Category Archives: Solved

169G: Beaver kids’ young sister is named Crackie, chapters end with non sequiturs (solved)

I found it at a library sale in the early ’80s and it’s long since lost. Hardcover, no jacket, a drawing of two beaver kids against a dark green background (if memory serves). A chapter book, maybe 100 pages. Pulp paper. Pub date could have been 1900 to 1940; I would be shocked if it’s any more recent.

The two things I remember:

1. The little beaver sister, Crackie, earned her name because she constantly cracks or breaks things. In one chapter she drops an ice cream cone and the tip breaks off.

2. The last sentence of every chapter contains a non sequitur in this form: “And as long as I have time to bring Mrs. Gaffney the blueberry pies for her pet cat, I’ll tell you the next part of the story.” (There is no reference to Mrs. Gaffney, pies, or a cat anywhere else in the book.) I remember the ones in the book being truly amazing and weird.

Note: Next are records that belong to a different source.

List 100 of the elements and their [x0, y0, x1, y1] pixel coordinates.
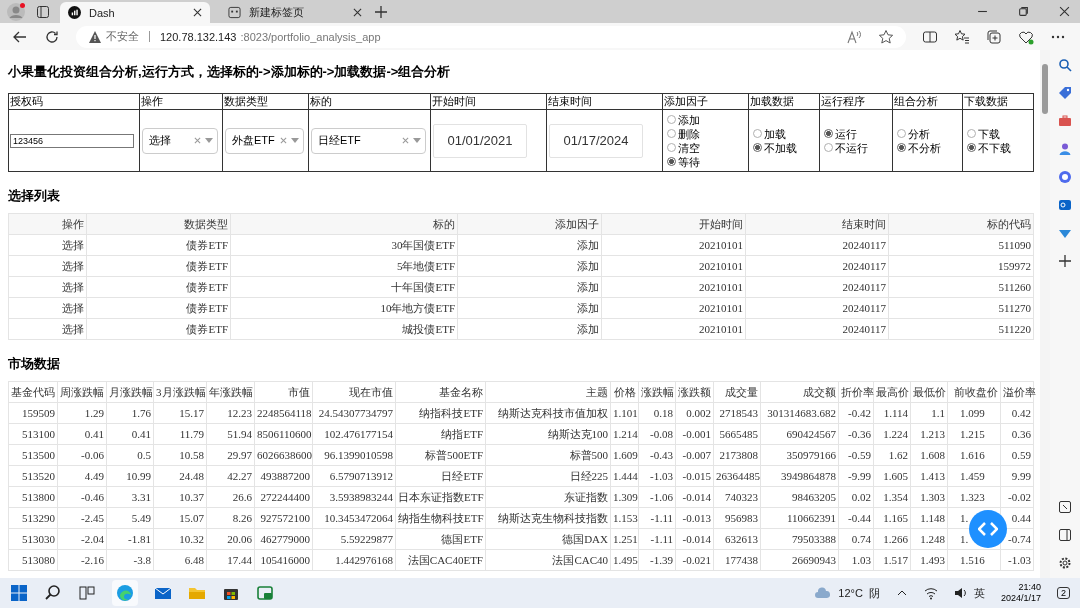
radio-button[interactable] [667, 143, 676, 152]
debug-button[interactable] [969, 510, 1007, 548]
clear-icon[interactable] [402, 137, 409, 144]
speaker-icon[interactable] [953, 586, 968, 600]
weather-condition[interactable]: 阴 [868, 585, 880, 601]
wifi-icon[interactable] [923, 586, 938, 600]
settings-icon[interactable] [1058, 556, 1072, 570]
clock-date[interactable]: 2024/1/17 [1000, 593, 1041, 604]
search-icon[interactable] [1058, 58, 1072, 72]
input-method-indicator[interactable]: 英 [973, 585, 985, 601]
radio-button[interactable] [967, 129, 976, 138]
column-header: 成交额 [760, 381, 839, 403]
browser-tab[interactable]: 新建标签页 [220, 2, 370, 23]
table-cell: -0.08 [638, 423, 676, 445]
profile-avatar-icon[interactable] [6, 1, 26, 22]
table-cell: 1.1 [910, 402, 948, 424]
table-cell: 513290 [8, 507, 58, 529]
expand-icon[interactable] [1058, 500, 1072, 514]
radio-button[interactable] [897, 143, 906, 152]
add-icon[interactable] [1058, 254, 1072, 268]
star-icon[interactable] [878, 28, 894, 45]
auth-code-field[interactable]: 123456 [10, 133, 134, 148]
table-cell: 5.59229877 [312, 528, 396, 550]
table-cell: 0.74 [838, 528, 874, 550]
radio-button[interactable] [667, 115, 676, 124]
table-cell: 301314683.682 [760, 402, 839, 424]
radio-button[interactable] [753, 129, 762, 138]
radio-button[interactable] [967, 143, 976, 152]
table-cell: 10.99 [106, 465, 154, 487]
radio-button[interactable] [897, 129, 906, 138]
browser-tab[interactable]: Dash [60, 2, 210, 23]
close-icon[interactable] [1059, 6, 1070, 17]
collections-icon[interactable] [986, 28, 1002, 45]
radio-label: 分析 [908, 126, 930, 141]
app-window-icon[interactable] [256, 584, 274, 602]
toolbox-icon[interactable] [1058, 114, 1072, 128]
search-icon[interactable] [44, 584, 62, 602]
read-aloud-icon[interactable] [846, 28, 862, 45]
close-icon[interactable] [353, 8, 362, 17]
clock-time[interactable]: 21:40 [1018, 582, 1041, 593]
table-cell: -1.03 [638, 465, 676, 487]
radio-label: 不加载 [764, 140, 797, 155]
radio-button[interactable] [667, 129, 676, 138]
scrollbar-thumb[interactable] [1042, 64, 1048, 114]
tag-icon[interactable] [1058, 86, 1072, 100]
caret-icon[interactable] [291, 138, 299, 143]
table-cell: 20210101 [601, 234, 746, 256]
browser-icon[interactable] [116, 584, 134, 602]
column-header: 下载数据 [963, 94, 1033, 110]
table-cell: 1.605 [873, 465, 911, 487]
caret-icon[interactable] [205, 138, 213, 143]
table-cell: 513030 [8, 528, 58, 550]
column-header: 加载数据 [749, 94, 819, 110]
radio-button[interactable] [753, 143, 762, 152]
table-cell: -0.015 [675, 465, 714, 487]
table-cell: 债券ETF [86, 255, 231, 277]
split-screen-icon[interactable] [922, 28, 938, 45]
caret-icon[interactable] [413, 138, 421, 143]
person-icon[interactable] [1058, 142, 1072, 156]
table-cell: 0.36 [1000, 423, 1034, 445]
date-field[interactable]: 01/01/2021 [433, 123, 527, 158]
column-header: 组合分析 [893, 94, 962, 110]
table-cell: 2248564118 [254, 402, 313, 424]
notification-badge[interactable]: 2 [1057, 587, 1070, 599]
windows-logo-icon[interactable] [10, 584, 28, 602]
table-cell: 462779000 [254, 528, 313, 550]
table-cell: 添加 [457, 276, 602, 298]
new-tab-icon[interactable] [374, 4, 388, 19]
table-cell: 5年地债ETF [230, 255, 458, 277]
circle-icon[interactable] [1058, 170, 1072, 184]
warning-icon[interactable] [88, 29, 102, 44]
table-cell: -2.04 [57, 528, 107, 550]
dropdown[interactable]: 选择 [142, 127, 218, 154]
refresh-icon[interactable] [44, 28, 60, 45]
task-view-icon[interactable] [78, 584, 96, 602]
date-field[interactable]: 01/17/2024 [549, 123, 643, 158]
radio-button[interactable] [824, 129, 833, 138]
address-field[interactable]: 不安全 120.78.132.143 :8023/portfolio_analysis_app [76, 25, 906, 48]
radio-button[interactable] [667, 157, 676, 166]
clear-icon[interactable] [280, 137, 287, 144]
favorites-icon[interactable] [954, 28, 970, 45]
dropdown[interactable]: 外盘ETF [225, 127, 304, 154]
sidebar-icon[interactable] [1058, 528, 1072, 542]
table-cell: 24.48 [153, 465, 207, 487]
restore-icon[interactable] [1018, 6, 1029, 17]
table-cell: 1.165 [873, 507, 911, 529]
close-icon[interactable] [193, 8, 202, 17]
radio-button[interactable] [824, 143, 833, 152]
table-cell: 1.114 [873, 402, 911, 424]
table-cell: 选择 [8, 234, 87, 256]
clear-icon[interactable] [194, 137, 201, 144]
dropdown[interactable]: 日经ETF [311, 127, 426, 154]
weather-temperature[interactable]: 12°C [838, 587, 863, 599]
column-header: 添加因子 [457, 213, 602, 235]
table-cell: 10.37 [153, 486, 207, 508]
tab-actions-icon[interactable] [36, 4, 50, 19]
heart-icon[interactable] [1018, 28, 1034, 45]
table-cell: 1.62 [873, 444, 911, 466]
table-cell: 493887200 [254, 465, 313, 487]
table-cell: 德国ETF [395, 528, 486, 550]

Thanking you all in advance

169C: YA Romance Set in Early 20th Century, Lead Characters Play Romeo & Juliet in School Play (solved)

I remember reading this YA book, which I believe had a sequel, in the mid 1970s.  It took place in the early 20th century in the New York area, somewhere slightly north of New York City, possibly Westchester or Tarrytown.
The book(s) tell the story of the budding romance between the female protagonist and a boy who is a fellow student. At one point, the pair is cast to play Romeo & Juliet in a school production.  Another slightly older female character (either a friend, or a sister), has a crisis (an unexpected pregnancy?) and she drinks a bottle of laudanum in response.

167C: Purple Monster with inflatable (elephant) trunk. (solved)

I read these books as a kid – it had a purple monster with an inflatable trunk(like an elephant)?

The story was somehow a brother and sister have to go back in time to rescue their father who got sent back to the dinosaur age.  When they get to the dinosaur age they find this creature that becomes a friend.  It is a 4 legged big bushy purple monster with an elephant trunk.  The monster can inflate his trunk to fly and help solve other problems as the 3 go looking for the kids father?

 

166F: Under the Mulberry Bush (solved)

This is a book I read as a child and borrowed from the school library in the early 1990s. I’m fairly certain it was a fictional book, not an autobiography. I think it was called ‘Under the Mulberry Bush’ but could be wrong, as I can’t seem to find any book that matches that. It was about a girl (possibly with a French grandmother?) who goes to live with another family that’s experiencing some financial troubles, and they have a lot of mulberry bushes, which means that they have a lot of silkworms, which eat mulberry leaves. She comes up with the idea of using the silkworms to make money by harvesting the silk they produce and selling it. It’s a very risky proposition, and it takes a lot of exhausting work because she doesn’t know anything about silkworms and harvesting their silk, but she manages to learn all she needs to and get it to work. In the end, she saves the family and falls in love with one of the family’s sons, even though they didn’t get along at first. (and I want to say they have some sort of private joke about crab apples, and in one of the ending scenes, he throws a crab apple at her and she catches it)

Sorry, I don’t have much more than that! As a child I remember it being a sweetly romantic tale that I would love to buy and reread.

 

166D: Woman wants blue teapot for birthday (solved)

The book is a medium-sized hardcover compilation of children’s stories that includes one about a woman who is upset because she cannot find or does not have a blue teapot. Her friends and neighbors begin bringing her teapots of varying sizes and patterns, but none of them are the right one. Eventually she finds the teapot she wants and decides to give the other ones away.

Other stories may include a clambake, a young boy taming/naming a horse named Starbuck on a ranch, the circus coming to town, and a man who peddles pots on a mountain. My memory is fuzzy, so I’m not sure if those will be included in the book — but it’s important that the story of the teapots is there. I believe that this is a book my mother read as a child, so it should be published before or during the early 1960s. The cover (sans dust jacket) is bright green and depicts a valley or meadow. Any help or suggestions you could give would be invaluable.

165B: The Other Treasure Seekers (solved)

This is a book I borrowed from the library at school in approx 1970.  I remember the title as The Treasure Seekers, or something like that, but it is not the classic by E Nesbitt, and also I may be completely wrong about the title!   The story, as I remember it, involved a family of children who lived with their mother in a big old house, they were facing financial ruin, and there was an evil landlord (or similar) who was threatening them with eviction.  The children get wind of a rumour of hidden treasure, and the story follows their attempts to find the treasure in the house and grounds.  I am not sure of any of these details, but the one thing I remember clearly was that the plot came to a climax when they found a missing clue pasted to the walls of the dolls’ house in the nursery.  This is one of the earliest books I can remember reading independently and the sense of being completely gripped by the developing story contributed to my life-long love of reading.  I would love to find out what the book was, and perhaps share it with some of the children in my life now to see if it stood the test of time.